The result places you into a risk category. Low risk is below 5%, intermediate risk is 5% to 20%, and high risk is above 20%. This score is useful because individual numbers in isolation (a cholesterol reading, a blood pressure number) don’t tell the full story. Two people with the same cholesterol level can have very different overall risk depending on their other factors. If you already know your numbers, free versions of this calculator are available online through the American College of Cardiology.

For people who land in the intermediate range (5% to 20%), the next step is sometimes a coronary artery calcium scan. This is a quick, non-invasive CT scan that measures calcium buildup in the arteries feeding your heart. A score of zero is reassuring and may mean you can hold off on certain medications. A score of 100 or higher suggests more aggressive prevention is warranted. It’s most valuable for people in that gray zone where the right course of action isn’t obvious from standard tests alone.

Physical Signs Worth Paying Attention To

Your body sometimes shows visible clues that your heart isn’t working optimally. Swelling in your lower legs and ankles happens when a weakened heart can’t pump blood efficiently, causing fluid to pool in the tissues. Your legs may also feel cool to the touch or look pale compared to the rest of your body. Episodes of greyish skin color, especially paired with weakness, can signal poor circulation.

These signs tend to develop gradually, which makes them easy to dismiss. Swollen ankles after a long day of standing can be perfectly normal.

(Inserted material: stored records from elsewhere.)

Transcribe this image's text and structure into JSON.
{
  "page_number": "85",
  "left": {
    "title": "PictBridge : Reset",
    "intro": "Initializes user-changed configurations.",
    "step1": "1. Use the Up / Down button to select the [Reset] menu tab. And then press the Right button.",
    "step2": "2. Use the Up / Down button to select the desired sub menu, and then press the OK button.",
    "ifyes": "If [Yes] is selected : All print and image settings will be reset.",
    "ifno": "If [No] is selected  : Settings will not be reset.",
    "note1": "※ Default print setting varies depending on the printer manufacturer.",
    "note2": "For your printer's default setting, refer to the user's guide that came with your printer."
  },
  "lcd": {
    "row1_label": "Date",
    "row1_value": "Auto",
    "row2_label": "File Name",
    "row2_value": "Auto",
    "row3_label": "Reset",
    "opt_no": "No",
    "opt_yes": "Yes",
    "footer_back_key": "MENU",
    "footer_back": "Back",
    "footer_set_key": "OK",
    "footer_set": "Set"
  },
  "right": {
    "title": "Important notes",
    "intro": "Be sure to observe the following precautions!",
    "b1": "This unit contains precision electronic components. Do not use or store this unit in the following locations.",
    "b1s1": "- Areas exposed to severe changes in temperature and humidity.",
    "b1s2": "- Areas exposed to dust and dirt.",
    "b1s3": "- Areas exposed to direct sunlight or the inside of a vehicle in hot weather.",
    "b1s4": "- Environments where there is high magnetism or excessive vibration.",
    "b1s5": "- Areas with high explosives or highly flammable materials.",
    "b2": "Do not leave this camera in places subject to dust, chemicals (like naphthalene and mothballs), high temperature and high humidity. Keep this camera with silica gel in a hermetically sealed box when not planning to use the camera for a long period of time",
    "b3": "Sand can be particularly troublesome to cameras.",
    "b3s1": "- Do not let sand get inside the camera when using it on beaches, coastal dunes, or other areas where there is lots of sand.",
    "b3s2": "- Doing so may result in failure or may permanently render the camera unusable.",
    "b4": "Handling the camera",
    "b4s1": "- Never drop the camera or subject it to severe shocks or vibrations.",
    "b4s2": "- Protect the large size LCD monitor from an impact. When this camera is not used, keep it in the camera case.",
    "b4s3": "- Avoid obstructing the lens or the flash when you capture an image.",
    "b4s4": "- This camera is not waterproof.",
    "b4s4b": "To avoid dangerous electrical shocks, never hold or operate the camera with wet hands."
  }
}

But persistent swelling that doesn’t go away with rest, or that’s getting worse over weeks, points to something that needs evaluation.

What Smartwatches Can and Can’t Tell You

Consumer wearables like Apple Watches and Fitbits can now flag irregular heart rhythms, including atrial fibrillation. The technology works by tracking your pulse pattern and looking for irregularity. When a smartwatch detects a suspicious rhythm and then catches the same irregularity again during a follow-up check, its accuracy is impressively high, around 98% in one large Fitbit study.

The catch is in what happens before that confirmation step. In the same study of over 455,000 participants, only 1% received an irregular rhythm notification. Among those who then wore a medical-grade heart monitor, only 32% actually had atrial fibrillation. The rest were false alarms. This is a math problem inherent to screening for a condition that’s uncommon in the general population: even a highly accurate test produces more false positives than true positives when the condition is rare. A smartwatch notification is worth following up on, but it’s a starting point for a conversation with your doctor, not a diagnosis.

Emergency Symptoms That Need Immediate Attention

Heart attacks don’t always look like what you see in movies. The major symptoms, according to the CDC, include chest pain or discomfort (pressure, squeezing, or fullness) in the center or left side of the chest that lasts more than a few minutes or comes and goes. But a heart attack can also show up as pain in the jaw, neck, back, or one or both arms. Shortness of breath sometimes appears before any chest discomfort. Unusual fatigue, nausea, cold sweats, and lightheadedness round out the list.

Women are more likely than men to experience the less obvious symptoms, like jaw pain, nausea, or unexplained exhaustion, without the classic chest-clutching moment. If you or someone near you has these symptoms, call 911 immediately. Every minute of delay increases the damage to heart muscle.